Много таких рассказов слышала я по вечерам, когда няня думала, что я заснула; но помню ясно и подробно только этот один. Швеция, как Дания и Шотландия, полна легендами про чертей, про видения и пророческие миражи — в туманах этих северных стран, в отчизне Фингалов и Гамлетов.

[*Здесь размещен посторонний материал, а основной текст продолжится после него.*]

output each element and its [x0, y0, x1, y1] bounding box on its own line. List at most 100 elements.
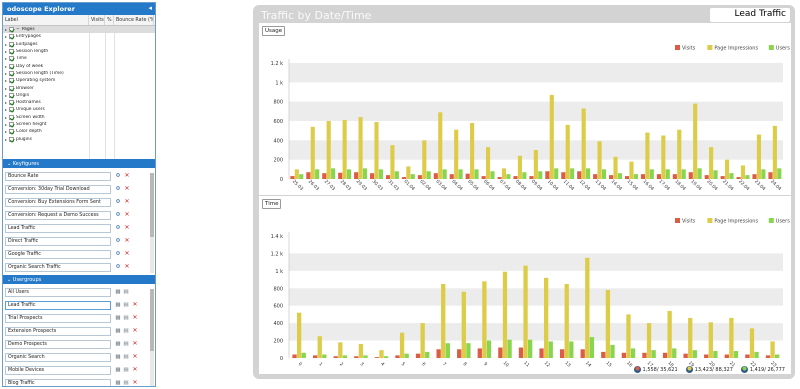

Есть, между прочим, в Швеции один королевский замок, Грипсгольм, известный целым рядом сверхъестественных, или по крайней мере, необъяснимых видений. Батюшка еще знавал в Стокгольме одного старого господина в каком-то придворном чине, который имел способность предвидения приближающихся в будущем происшествий, то, что Шотландцы называют second sight, второе зрение. Я не помню имени этого человека, но о нем рассказывали много странных случаев, и батюшка часто говорил об одном из них, который я твердо помню. Несколько лет перед нашим пребыванием в Швеции, гостил у дочери своей, шведской королевы, наследный принц Баденский, после своего пребывания у другой дочери, императрицы Елисаветы Алексеевны. Он уже собрался ехать назад на родину. В самый день отъезда, двор вместе с ним завтракал в замке Грипсгольме, и наш ясновидец тут же сидел за столом, почти против принца. Во время веселого разговора, графиня Енгстрем, кажется, жена министра иностранных дел, или другая дама, заметила, что ясновидец побледнел, вздрогнул, стал пристально смотреть на принца и приуныл. Другие этого не видали; завтрак кончился благополучно, придворные простились с принцем, и королевская семья поехала провожать его до моря. Пока ожидали их возвращения, графиня, с женским любопытством и настойчивостью не давала покоя ясновидцу, требуя непременно, чтоб он рассказал ей, что его смутило; он отнекивался, она приставала. Отделившись от других групп, они остались у окна, в виду большой дороги; тут наконец ясновидец решился сказать своей собеседнице, что плохо принцу придется: во время завтрака он увидел за стулом принца его же самого, стоящего за ним, — точно живой двойник, но задумчивый и в другом наряде. Настоящий принц был в мундире шведском или баденском (не помню), а привидение стояло в русском мундире. «Ну, что же?» — спросила графиня. «Нехорошо», — отвечал задумчиво тот. «От чего нехорошо? Что же тут такого? Чего вы боитесь?» — «Разумеется, ничего, все вздор; зачем же вы меня спрашивали?» Он едва успел выговорить эти слова, как оба они увидели в окно скачущего опрометью верхового. «Беда, беда», — кричал он, — «скорее доктора, помощи! Принца опрокинули, он крепко разбился». Все засуетилось, бросилось на двор, на улицу. Принца через несколько часов не стало; когда привезли тело, он был в русском мундире: по какому-то случаю он, садясь в карету, переменил платье и надел русский мундир. Таким образом, даже и в этой подробности сбылось предсказание ясновидца.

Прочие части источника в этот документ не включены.